If you use the GNU libc the feenableexcept function, which you can use to enable certain floating point exceptions, could be useful to catch unexpected/unwanted NaNs

[–] nickwitha_k@lemmy.sdf.org 1 points 11 months ago

Oof. This makes me appreciate the abstractions in Go. It's a small thing but initializing structs with zero values by default is nice.

[–] flying_sheep@lemmy.ml 1 points 11 months ago

Oof. C++ really is a harsh mistress.

[–] Omega_Haxors@lemmy.ml 3 points 11 months ago* (last edited 11 months ago) (1 children)

If (var.nan){var = 0} my beloved.

[–] hangukdise@lemmy.ml 2 points 11 months ago

It also depends on the context

[–] affiliate@lemmy.world 32 points 11 months ago

this is just like in regular math too. not being a number is just so fun that nobody wants to go back to being a number once they get a taste of it

[–] kubica@kbin.social 8 points 11 months ago

Fucking over-dramatic divisions by 0, sigh.

[–] dan@upvote.au 7 points 11 months ago* (last edited 11 months ago)

Also applies to nulls in SQL queries.

It's not fun tracing where nulls are coming from when dealing with a 1500 line data warehouse pipeline query that aggregates 20 different tables.

[–] Omega_Haxors@lemmy.ml 7 points 11 months ago* (last edited 11 months ago)

The funniest thing about NaNs is that they're actually coded so you can see what caused it if you look at the binary. Only problem is; due to the nature of NaNs, that code is almost always going to resolve to "tried to perform arithmetic on a NaN"

There are also coded NaNs which are defined and sometimes useful, such as +/-INF, MAX, MIN (epsilon), and Imaginary

[–] Tolookah@discuss.tchncs.de 7 points 11 months ago

Thanks. This is great

[–] palordrolap@kbin.social 6 points 11 months ago* (last edited 11 months ago)

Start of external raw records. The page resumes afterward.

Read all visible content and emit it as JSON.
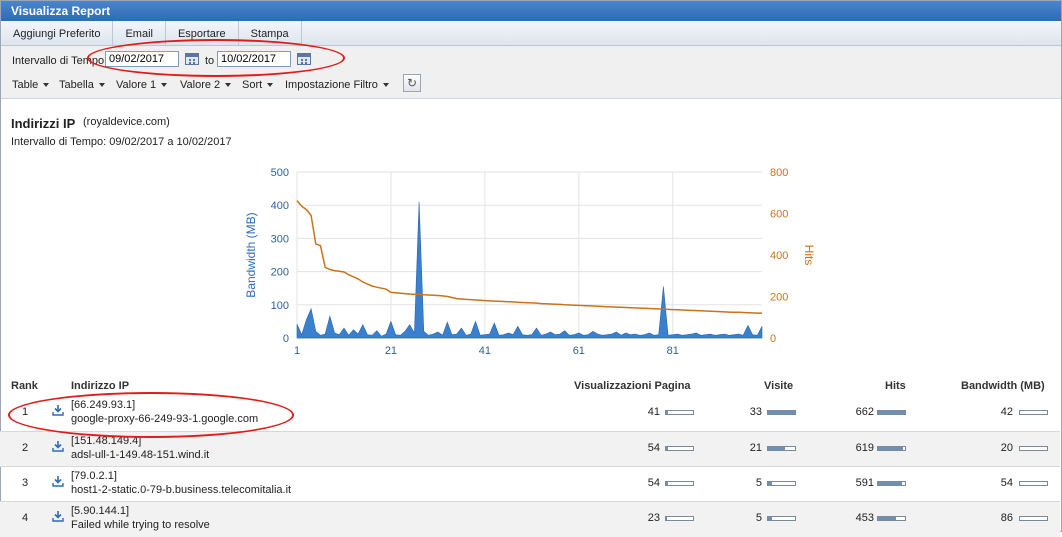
{
  "window": {
    "title": "Visualizza Report"
  },
  "menu": [
    "Aggiungi Preferito",
    "Email",
    "Esportare",
    "Stampa"
  ],
  "datebar": {
    "label": "Intervallo di Tempo",
    "from": "09/02/2017",
    "to_label": "to",
    "to": "10/02/2017"
  },
  "toolbar": [
    "Table",
    "Tabella",
    "Valore 1",
    "Valore 2",
    "Sort",
    "Impostazione Filtro"
  ],
  "report": {
    "title": "Indirizzi IP",
    "domain": "(royaldevice.com)",
    "range_label": "Intervallo di Tempo:  09/02/2017 a 10/02/2017"
  },
  "chart_data": {
    "type": "area",
    "ylabel": "Bandwidth (MB)",
    "y2label": "Hits",
    "x_ticks": [
      "1",
      "21",
      "41",
      "61",
      "81"
    ],
    "y_ticks": [
      "0",
      "100",
      "200",
      "300",
      "400",
      "500"
    ],
    "y2_ticks": [
      "0",
      "200",
      "400",
      "600",
      "800"
    ],
    "xlim": [
      1,
      100
    ],
    "ylim": [
      0,
      500
    ],
    "y2lim": [
      0,
      800
    ],
    "series": [
      {
        "axis": "left",
        "color": "#3b7fcf",
        "x": [
          1,
          2,
          3,
          4,
          5,
          6,
          7,
          8,
          9,
          10,
          11,
          12,
          13,
          14,
          15,
          16,
          17,
          18,
          19,
          20,
          21,
          22,
          23,
          24,
          25,
          26,
          27,
          28,
          29,
          30,
          31,
          32,
          33,
          34,
          35,
          36,
          37,
          38,
          39,
          40,
          41,
          42,
          43,
          44,
          45,
          46,
          47,
          48,
          49,
          50,
          51,
          52,
          53,
          54,
          55,
          56,
          57,
          58,
          59,
          60,
          61,
          62,
          63,
          64,
          65,
          66,
          67,
          68,
          69,
          70,
          71,
          72,
          73,
          74,
          75,
          76,
          77,
          78,
          79,
          80,
          81,
          82,
          83,
          84,
          85,
          86,
          87,
          88,
          89,
          90,
          91,
          92,
          93,
          94,
          95,
          96,
          97,
          98,
          99,
          100
        ],
        "values": [
          42,
          10,
          55,
          88,
          20,
          8,
          12,
          66,
          15,
          10,
          30,
          8,
          25,
          12,
          40,
          10,
          8,
          22,
          5,
          12,
          50,
          10,
          8,
          20,
          40,
          15,
          410,
          20,
          8,
          12,
          18,
          8,
          48,
          10,
          12,
          30,
          8,
          12,
          50,
          8,
          10,
          12,
          45,
          8,
          10,
          15,
          10,
          35,
          10,
          8,
          10,
          30,
          8,
          12,
          18,
          10,
          12,
          22,
          8,
          10,
          15,
          8,
          10,
          20,
          12,
          8,
          10,
          12,
          18,
          8,
          15,
          10,
          12,
          8,
          10,
          15,
          8,
          10,
          155,
          8,
          10,
          12,
          8,
          10,
          12,
          15,
          8,
          10,
          12,
          8,
          10,
          12,
          8,
          10,
          12,
          8,
          38,
          10,
          8,
          35
        ]
      },
      {
        "axis": "right",
        "color": "#c8741b",
        "x": [
          1,
          2,
          3,
          4,
          5,
          6,
          7,
          8,
          9,
          10,
          11,
          12,
          13,
          14,
          15,
          16,
          17,
          18,
          19,
          20,
          21,
          22,
          23,
          24,
          25,
          26,
          27,
          28,
          29,
          30,
          31,
          32,
          33,
          34,
          35,
          36,
          37,
          38,
          39,
          40,
          41,
          42,
          43,
          44,
          45,
          46,
          47,
          48,
          49,
          50,
          51,
          52,
          53,
          54,
          55,
          56,
          57,
          58,
          59,
          60,
          61,
          62,
          63,
          64,
          65,
          66,
          67,
          68,
          69,
          70,
          71,
          72,
          73,
          74,
          75,
          76,
          77,
          78,
          79,
          80,
          81,
          82,
          83,
          84,
          85,
          86,
          87,
          88,
          89,
          90,
          91,
          92,
          93,
          94,
          95,
          96,
          97,
          98,
          99,
          100
        ],
        "values": [
          662,
          635,
          619,
          591,
          453,
          445,
          340,
          330,
          325,
          322,
          318,
          305,
          295,
          285,
          270,
          260,
          250,
          245,
          240,
          235,
          220,
          218,
          216,
          214,
          212,
          210,
          210,
          208,
          207,
          206,
          205,
          203,
          200,
          195,
          190,
          188,
          186,
          185,
          183,
          182,
          180,
          179,
          178,
          177,
          176,
          175,
          174,
          172,
          171,
          170,
          169,
          168,
          166,
          165,
          164,
          163,
          162,
          160,
          159,
          158,
          157,
          156,
          155,
          154,
          153,
          152,
          151,
          150,
          149,
          148,
          147,
          146,
          145,
          144,
          143,
          142,
          141,
          140,
          139,
          138,
          137,
          136,
          135,
          134,
          133,
          132,
          131,
          130,
          129,
          128,
          127,
          126,
          125,
          124,
          124,
          123,
          122,
          121,
          120,
          120
        ]
      }
    ]
  },
  "table": {
    "headers": {
      "rank": "Rank",
      "ip": "Indirizzo IP",
      "pages": "Visualizzazioni Pagina",
      "visits": "Visite",
      "hits": "Hits",
      "bandwidth": "Bandwidth (MB)"
    },
    "rows": [
      {
        "rank": "1",
        "ip": "[66.249.93.1]",
        "host": "google-proxy-66-249-93-1.google.com",
        "pages": "41",
        "pages_frac": 0.06,
        "visits": "33",
        "visits_frac": 1.0,
        "hits": "662",
        "hits_frac": 1.0,
        "bandwidth": "42",
        "bw_frac": 0.0
      },
      {
        "rank": "2",
        "ip": "[151.48.149.4]",
        "host": "adsl-ull-1-149.48-151.wind.it",
        "pages": "54",
        "pages_frac": 0.06,
        "visits": "21",
        "visits_frac": 0.64,
        "hits": "619",
        "hits_frac": 0.94,
        "bandwidth": "20",
        "bw_frac": 0.0
      },
      {
        "rank": "3",
        "ip": "[79.0.2.1]",
        "host": "host1-2-static.0-79-b.business.telecomitalia.it",
        "pages": "54",
        "pages_frac": 0.06,
        "visits": "5",
        "visits_frac": 0.15,
        "hits": "591",
        "hits_frac": 0.9,
        "bandwidth": "54",
        "bw_frac": 0.0
      },
      {
        "rank": "4",
        "ip": "[5.90.144.1]",
        "host": "Failed while trying to resolve",
        "pages": "23",
        "pages_frac": 0.03,
        "visits": "5",
        "visits_frac": 0.15,
        "hits": "453",
        "hits_frac": 0.68,
        "bandwidth": "86",
        "bw_frac": 0.0
      }
    ]
  },
  "colors": {
    "titlebar": "#2f6bb3",
    "annotation": "#e01b1b",
    "area": "#3b7fcf",
    "hits_line": "#c8741b"
  }
}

"Bounds checking, mobof--ker! Do you speak it?"

[–] ElectricMoose@lemmy.world 3 points 11 months ago

Consider IEEE754 arithmetic as monadic, simple!

[–] Johanno@feddit.de 3 points 11 months ago

Nanananana! Batman!

[–] ReakDuck@lemmy.ml 3 points 11 months ago

As I was coding in C++ my own Engine with OpenGL. I forgot something to do. Maybe forgot to assign a pointer or forgot to pass a variable. At the end I had copied a NaN value to a vertieces of my Model as the Model should be a wrapper for Data I wanted to read and visualize.

Printing the entire Model into the terminal confused me why everything is NaN suddenly when it started nicely.

[–] navi@lemmy.tespia.org 3 points 11 months ago

NaN is such a fun floating point virus. Some really wonky gameplay after we hit NaN in a few spots.